As much as I have enjoyed Steve Mosby's books in recent years, I always have a slight sense of foreboding when I pick up a new one. There's nothing easy about reading his work as his mission seems to be to take the reader to dark, unforgiving places.
Still Bleeding, his fifth novel, does not disappoint - if this is the right word. It is another tough journey into the dark side of the human condition where morality and decency give way to nihilism and unrelenting pain.
As I have observed in previous reviews (The 50-50 Killer and Cry for Help) there is something slightly off-beam about Mosby's story-telling, a determination not to be bound by convention or to allow the writer to ease into a comfortable narrative that adds another layer of uneasiness to the stories. The world as he describes it sounds and feels like the world outside of your window, but it is a world that is just half a degree removed from reality. You know it is somewhere you do not want to visit, under any circumstances, but equally that you know you could easily stray into.
Still Bleeding focuses on the efforts of two men to find missing women. Alex Connor returns from a self-imposed exile that followed the suicide of his wife after he learns that his once best friend Sarah Pepper has apparently been murdered by Connor's brother, although police have not found the corpse that was supposedly dumped in a field. Meanwhile Detective Paul Kearney is searching for Rebecca Wingate, a woman missing from her home and who is believed to be in terrible danger from a killer who slowly bleeds his victims to death.
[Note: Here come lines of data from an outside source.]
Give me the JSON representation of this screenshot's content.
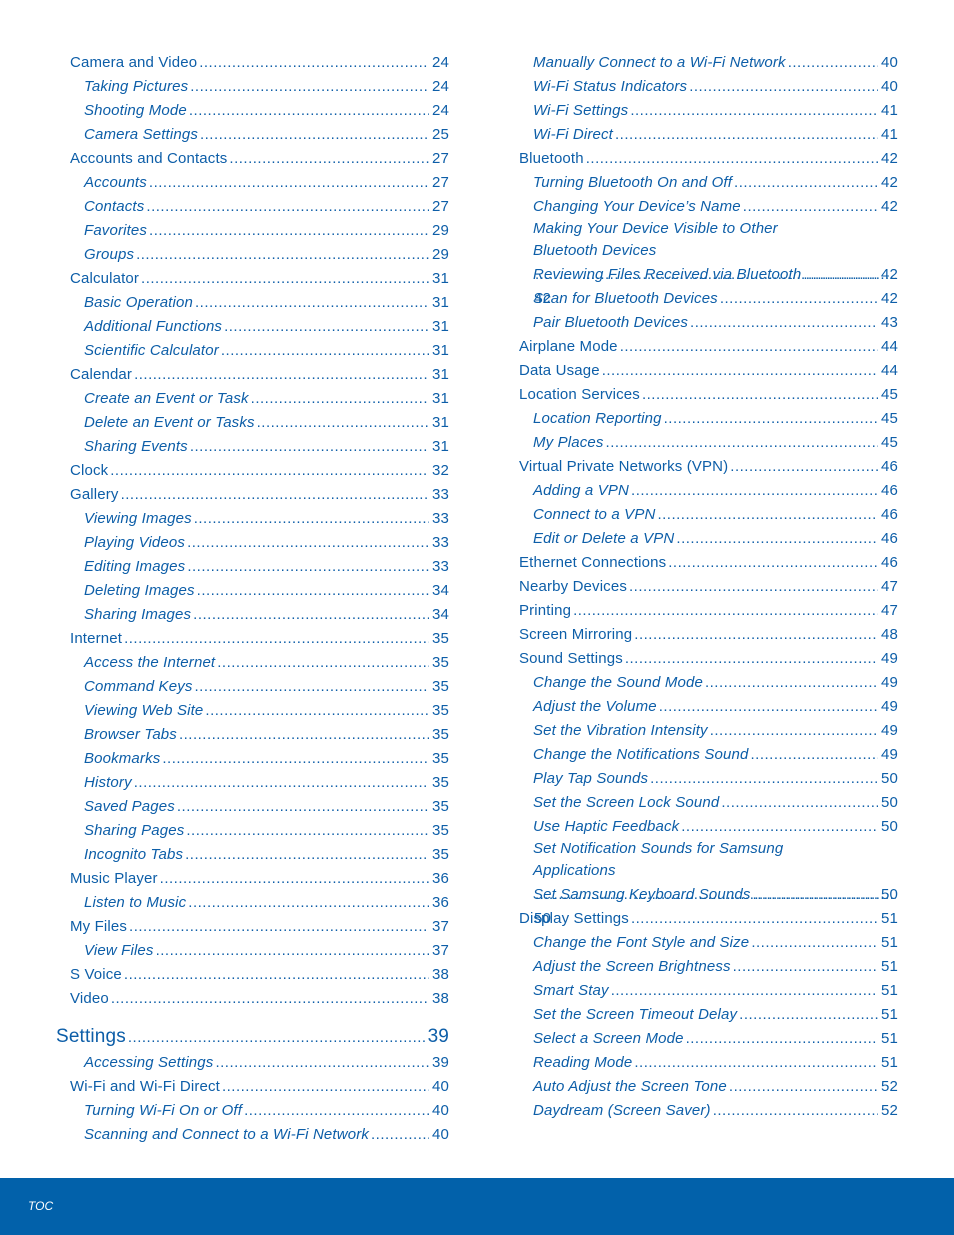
{
  "colors": {
    "text": "#0d5ea8",
    "footer_bg": "#0261aa",
    "footer_text": "#ffffff"
  },
  "left_column": [
    {
      "label": "Camera and Video",
      "page": "24",
      "level": 1
    },
    {
      "label": "Taking Pictures",
      "page": "24",
      "level": 2
    },
    {
      "label": "Shooting Mode",
      "page": "24",
      "level": 2
    },
    {
      "label": "Camera Settings",
      "page": "25",
      "level": 2
    },
    {
      "label": "Accounts and Contacts",
      "page": "27",
      "level": 1
    },
    {
      "label": "Accounts",
      "page": "27",
      "level": 2
    },
    {
      "label": "Contacts",
      "page": "27",
      "level": 2
    },
    {
      "label": "Favorites",
      "page": "29",
      "level": 2
    },
    {
      "label": "Groups",
      "page": "29",
      "level": 2
    },
    {
      "label": "Calculator",
      "page": "31",
      "level": 1
    },
    {
      "label": "Basic Operation",
      "page": "31",
      "level": 2
    },
    {
      "label": "Additional Functions",
      "page": "31",
      "level": 2
    },
    {
      "label": "Scientific Calculator",
      "page": "31",
      "level": 2
    },
    {
      "label": "Calendar",
      "page": "31",
      "level": 1
    },
    {
      "label": "Create an Event or Task",
      "page": "31",
      "level": 2
    },
    {
      "label": "Delete an Event or Tasks",
      "page": "31",
      "level": 2
    },
    {
      "label": "Sharing Events",
      "page": "31",
      "level": 2
    },
    {
      "label": "Clock",
      "page": "32",
      "level": 1
    },
    {
      "label": "Gallery",
      "page": "33",
      "level": 1
    },
    {
      "label": "Viewing Images",
      "page": "33",
      "level": 2
    },
    {
      "label": "Playing Videos",
      "page": "33",
      "level": 2
    },
    {
      "label": "Editing Images",
      "page": "33",
      "level": 2
    },
    {
      "label": "Deleting Images",
      "page": "34",
      "level": 2
    },
    {
      "label": "Sharing Images",
      "page": "34",
      "level": 2
    },
    {
      "label": "Internet",
      "page": "35",
      "level": 1
    },
    {
      "label": "Access the Internet",
      "page": "35",
      "level": 2
    },
    {
      "label": "Command Keys",
      "page": "35",
      "level": 2
    },
    {
      "label": "Viewing Web Site",
      "page": "35",
      "level": 2
    },
    {
      "label": "Browser Tabs",
      "page": "35",
      "level": 2
    },
    {
      "label": "Bookmarks",
      "page": "35",
      "level": 2
    },
    {
      "label": "History",
      "page": "35",
      "level": 2
    },
    {
      "label": "Saved Pages",
      "page": "35",
      "level": 2
    },
    {
      "label": "Sharing Pages",
      "page": "35",
      "level": 2
    },
    {
      "label": "Incognito Tabs",
      "page": "35",
      "level": 2
    },
    {
      "label": "Music Player",
      "page": "36",
      "level": 1
    },
    {
      "label": "Listen to Music",
      "page": "36",
      "level": 2
    },
    {
      "label": "My Files",
      "page": "37",
      "level": 1
    },
    {
      "label": "View Files",
      "page": "37",
      "level": 2
    },
    {
      "label": "S Voice",
      "page": "38",
      "level": 1
    },
    {
      "label": "Video",
      "page": "38",
      "level": 1
    },
    {
      "label": "Settings",
      "page": "39",
      "level": 0
    },
    {
      "label": "Accessing Settings",
      "page": "39",
      "level": 2
    },
    {
      "label": "Wi-Fi and Wi-Fi Direct",
      "page": "40",
      "level": 1
    },
    {
      "label": "Turning Wi-Fi On or Off",
      "page": "40",
      "level": 2
    },
    {
      "label": "Scanning and Connect to a Wi-Fi Network",
      "page": "40",
      "level": 2
    }
  ],
  "right_column": [
    {
      "label": "Manually Connect to a Wi-Fi Network",
      "page": "40",
      "level": 2
    },
    {
      "label": "Wi-Fi Status Indicators",
      "page": "40",
      "level": 2
    },
    {
      "label": "Wi-Fi Settings",
      "page": "41",
      "level": 2
    },
    {
      "label": "Wi-Fi Direct",
      "page": "41",
      "level": 2
    },
    {
      "label": "Bluetooth",
      "page": "42",
      "level": 1
    },
    {
      "label": "Turning Bluetooth On and Off",
      "page": "42",
      "level": 2
    },
    {
      "label": "Changing Your Device’s Name",
      "page": "42",
      "level": 2
    },
    {
      "label_line1": "Making Your Device Visible to Other",
      "label": "Bluetooth Devices",
      "page": "42",
      "level": 2
    },
    {
      "label": "Reviewing Files Received via Bluetooth",
      "page": "42",
      "level": 2
    },
    {
      "label": "Scan for Bluetooth Devices",
      "page": "42",
      "level": 2
    },
    {
      "label": "Pair Bluetooth Devices",
      "page": "43",
      "level": 2
    },
    {
      "label": "Airplane Mode",
      "page": "44",
      "level": 1
    },
    {
      "label": "Data Usage",
      "page": "44",
      "level": 1
    },
    {
      "label": "Location Services",
      "page": "45",
      "level": 1
    },
    {
      "label": "Location Reporting",
      "page": "45",
      "level": 2
    },
    {
      "label": "My Places",
      "page": "45",
      "level": 2
    },
    {
      "label": "Virtual Private Networks (VPN)",
      "page": "46",
      "level": 1
    },
    {
      "label": "Adding a VPN",
      "page": "46",
      "level": 2
    },
    {
      "label": "Connect to a VPN",
      "page": "46",
      "level": 2
    },
    {
      "label": "Edit or Delete a VPN",
      "page": "46",
      "level": 2
    },
    {
      "label": "Ethernet Connections",
      "page": "46",
      "level": 1
    },
    {
      "label": "Nearby Devices",
      "page": "47",
      "level": 1
    },
    {
      "label": "Printing",
      "page": "47",
      "level": 1
    },
    {
      "label": "Screen Mirroring",
      "page": "48",
      "level": 1
    },
    {
      "label": "Sound Settings",
      "page": "49",
      "level": 1
    },
    {
      "label": "Change the Sound Mode",
      "page": "49",
      "level": 2
    },
    {
      "label": "Adjust the Volume",
      "page": "49",
      "level": 2
    },
    {
      "label": "Set the Vibration Intensity",
      "page": "49",
      "level": 2
    },
    {
      "label": "Change the Notifications Sound",
      "page": "49",
      "level": 2
    },
    {
      "label": "Play Tap Sounds",
      "page": "50",
      "level": 2
    },
    {
      "label": "Set the Screen Lock Sound",
      "page": "50",
      "level": 2
    },
    {
      "label": "Use Haptic Feedback",
      "page": "50",
      "level": 2
    },
    {
      "label_line1": "Set Notification Sounds for Samsung",
      "label": "Applications",
      "page": "50",
      "level": 2
    },
    {
      "label": "Set Samsung Keyboard Sounds",
      "page": "50",
      "level": 2
    },
    {
      "label": "Display Settings",
      "page": "51",
      "level": 1
    },
    {
      "label": "Change the Font Style and Size",
      "page": "51",
      "level": 2
    },
    {
      "label": "Adjust the Screen Brightness",
      "page": "51",
      "level": 2
    },
    {
      "label": "Smart Stay",
      "page": "51",
      "level": 2
    },
    {
      "label": "Set the Screen Timeout Delay",
      "page": "51",
      "level": 2
    },
    {
      "label": "Select a Screen Mode",
      "page": "51",
      "level": 2
    },
    {
      "label": "Reading Mode",
      "page": "51",
      "level": 2
    },
    {
      "label": "Auto Adjust the Screen Tone",
      "page": "52",
      "level": 2
    },
    {
      "label": "Daydream (Screen Saver)",
      "page": "52",
      "level": 2
    }
  ],
  "footer": {
    "label": "TOC"
  }
}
Their twin investigations, which never quite become linked, take the two men into a moral hinterland whose inhabitants treat death as nothing more than a spectator sport, as ripe for exploitation as any other, and where the internet is a vital enabling tool. What they find is both disturbing and dangerous and both men are sucked into a dark vortex where first their sanity and then their lives are placed at risk.
Mosby is a fine writer who handles his material expertly and has a knack for making stories personal, which means he manages to crawl under the skin and stay there. Still Reading is another top outing, confirming not only that he is on a great run but also that he is one of UK fiction's most original writers.